Overview
This research focuses on identifying methods for increasing the
flexibility of an interaction with a spoken language dialog system, while
balancing the critical need for response efficiency in a vehicular
environment. This has entailed developing a demonstrational vehicular dialog
system and using it as a mechanism for exploring the fundamental research
issues. The demonstration system integrates the ISIP public domain speech
recognition system as a component in the
DARPA Communicator
architecture.
The dialog system uses a
DARPA Communicator
Hub Compliant architecture, composed of a number of servers that interact
with each other through the
DARPA Communicator
Hub. Our system is composed of the Hub and five primary servers:
- Audio Server receives signals using microphones from users
and then sends the signals to an automatic speech recognizer. It
then sends synthesized speech which is gotten from the Speech
Synthesizer to users.
- Speech Recognizer
takes signals from Audio Server and produces a word lattice.
- Semantic Parser takes word lattices from Speech Recognizer
and parses them and produces the best interpretations in the form
of semantic frames.
- Dialog Manager retrieves semantic frame from the Parser;
clarifies information from user if required; uses clarification and
conversational context to resolve ambiguities; translates the
semantic frame to a database query; retrieves information and
responds to user.
- MySQL Database Application receives SQL queries from the
Dialog Manager; retrieves data from a MySQL database and accesses
the web to retrieve additional information if necessary.
These five servers communicate via the hub to accomplish the task of
understanding and responding to a spoken request.
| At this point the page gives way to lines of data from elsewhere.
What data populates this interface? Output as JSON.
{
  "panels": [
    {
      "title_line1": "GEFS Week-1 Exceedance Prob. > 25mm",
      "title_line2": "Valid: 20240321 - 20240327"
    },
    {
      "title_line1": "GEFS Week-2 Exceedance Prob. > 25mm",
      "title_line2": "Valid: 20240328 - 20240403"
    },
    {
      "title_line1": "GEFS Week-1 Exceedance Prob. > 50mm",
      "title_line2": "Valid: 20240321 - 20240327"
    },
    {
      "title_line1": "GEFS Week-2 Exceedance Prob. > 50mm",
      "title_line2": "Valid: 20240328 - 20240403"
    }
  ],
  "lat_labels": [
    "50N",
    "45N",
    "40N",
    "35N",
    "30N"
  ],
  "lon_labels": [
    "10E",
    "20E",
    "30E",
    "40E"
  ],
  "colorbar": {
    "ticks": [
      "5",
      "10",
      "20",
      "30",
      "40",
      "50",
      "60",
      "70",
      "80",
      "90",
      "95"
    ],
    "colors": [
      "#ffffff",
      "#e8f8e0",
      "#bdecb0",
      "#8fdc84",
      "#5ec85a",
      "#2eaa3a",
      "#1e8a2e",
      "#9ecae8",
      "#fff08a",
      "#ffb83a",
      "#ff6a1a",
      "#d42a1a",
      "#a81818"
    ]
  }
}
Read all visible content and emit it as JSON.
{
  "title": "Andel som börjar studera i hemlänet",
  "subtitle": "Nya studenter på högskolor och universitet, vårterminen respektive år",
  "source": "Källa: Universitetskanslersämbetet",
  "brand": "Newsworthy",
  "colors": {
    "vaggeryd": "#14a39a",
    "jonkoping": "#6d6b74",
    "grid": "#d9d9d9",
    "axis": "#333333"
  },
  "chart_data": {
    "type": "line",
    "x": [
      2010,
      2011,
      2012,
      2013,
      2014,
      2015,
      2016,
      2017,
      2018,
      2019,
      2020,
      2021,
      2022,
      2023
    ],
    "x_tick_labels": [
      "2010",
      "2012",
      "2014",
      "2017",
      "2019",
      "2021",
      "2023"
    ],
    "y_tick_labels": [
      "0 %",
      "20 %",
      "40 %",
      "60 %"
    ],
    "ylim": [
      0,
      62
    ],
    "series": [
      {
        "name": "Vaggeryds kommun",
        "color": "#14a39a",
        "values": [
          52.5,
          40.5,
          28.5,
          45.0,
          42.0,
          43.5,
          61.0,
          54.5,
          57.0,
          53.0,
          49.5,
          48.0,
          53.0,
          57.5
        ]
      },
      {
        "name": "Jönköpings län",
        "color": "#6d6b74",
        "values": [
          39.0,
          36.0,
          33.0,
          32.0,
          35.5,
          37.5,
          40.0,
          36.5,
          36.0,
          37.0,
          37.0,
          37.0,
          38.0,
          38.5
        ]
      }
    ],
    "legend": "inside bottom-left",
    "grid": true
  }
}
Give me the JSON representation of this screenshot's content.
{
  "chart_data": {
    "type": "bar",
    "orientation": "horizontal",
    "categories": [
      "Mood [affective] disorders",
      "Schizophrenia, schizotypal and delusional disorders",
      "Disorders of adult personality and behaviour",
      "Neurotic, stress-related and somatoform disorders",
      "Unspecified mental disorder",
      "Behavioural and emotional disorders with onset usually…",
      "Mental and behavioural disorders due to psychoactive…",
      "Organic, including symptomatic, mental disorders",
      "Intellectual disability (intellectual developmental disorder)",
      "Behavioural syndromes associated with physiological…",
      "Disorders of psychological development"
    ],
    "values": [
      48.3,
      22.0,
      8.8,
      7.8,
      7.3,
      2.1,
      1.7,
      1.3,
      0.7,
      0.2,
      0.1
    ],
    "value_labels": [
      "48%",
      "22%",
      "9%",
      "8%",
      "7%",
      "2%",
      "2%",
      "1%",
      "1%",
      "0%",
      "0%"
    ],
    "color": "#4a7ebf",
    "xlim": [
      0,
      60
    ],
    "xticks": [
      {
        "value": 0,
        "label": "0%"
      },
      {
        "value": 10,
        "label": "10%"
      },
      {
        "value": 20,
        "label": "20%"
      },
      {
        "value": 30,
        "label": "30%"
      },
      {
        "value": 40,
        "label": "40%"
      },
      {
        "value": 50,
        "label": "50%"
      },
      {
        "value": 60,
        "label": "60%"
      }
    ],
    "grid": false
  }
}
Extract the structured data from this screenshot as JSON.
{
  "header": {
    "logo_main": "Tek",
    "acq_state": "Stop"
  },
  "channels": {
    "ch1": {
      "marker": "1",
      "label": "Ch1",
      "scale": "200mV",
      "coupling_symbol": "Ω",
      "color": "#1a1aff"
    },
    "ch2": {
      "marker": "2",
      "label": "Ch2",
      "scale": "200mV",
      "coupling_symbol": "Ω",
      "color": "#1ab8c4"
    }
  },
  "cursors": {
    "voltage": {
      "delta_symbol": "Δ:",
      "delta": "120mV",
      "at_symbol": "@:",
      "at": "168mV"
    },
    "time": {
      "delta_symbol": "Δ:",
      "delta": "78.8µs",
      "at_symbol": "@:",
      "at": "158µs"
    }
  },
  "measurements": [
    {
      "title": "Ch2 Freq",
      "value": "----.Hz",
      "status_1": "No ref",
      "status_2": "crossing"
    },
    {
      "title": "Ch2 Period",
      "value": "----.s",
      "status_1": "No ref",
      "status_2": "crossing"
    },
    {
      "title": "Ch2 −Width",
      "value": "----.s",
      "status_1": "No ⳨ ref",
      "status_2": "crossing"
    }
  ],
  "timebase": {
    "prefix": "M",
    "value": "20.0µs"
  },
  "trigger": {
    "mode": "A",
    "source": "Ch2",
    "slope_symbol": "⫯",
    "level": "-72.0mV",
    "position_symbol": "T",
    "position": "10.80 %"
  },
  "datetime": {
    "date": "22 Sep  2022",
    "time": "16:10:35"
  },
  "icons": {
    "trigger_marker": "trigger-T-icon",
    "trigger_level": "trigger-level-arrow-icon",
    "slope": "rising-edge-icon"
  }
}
The DARPA hub
communication interface uses scripts to direct the flow of information
among the servers. The In-Vehicle Dialog System currently contains
information about the Mississippi State University campus and surrounding
Starkville area, but is designed in a modular fashion to easily support
addition of other city information as well as additional servers.
The Semantic Parser and Dialog Manager code base were originally
written by the
Center for Speech and
Language Research
at the University of Colorado for a travel reservation application.
Through data collection and analysis, a new symantic grammar and dialog
manager code base were derived to support an in-vehicle application. The
current semantic grammar contains approximately 500 rules and over 2000
words.
|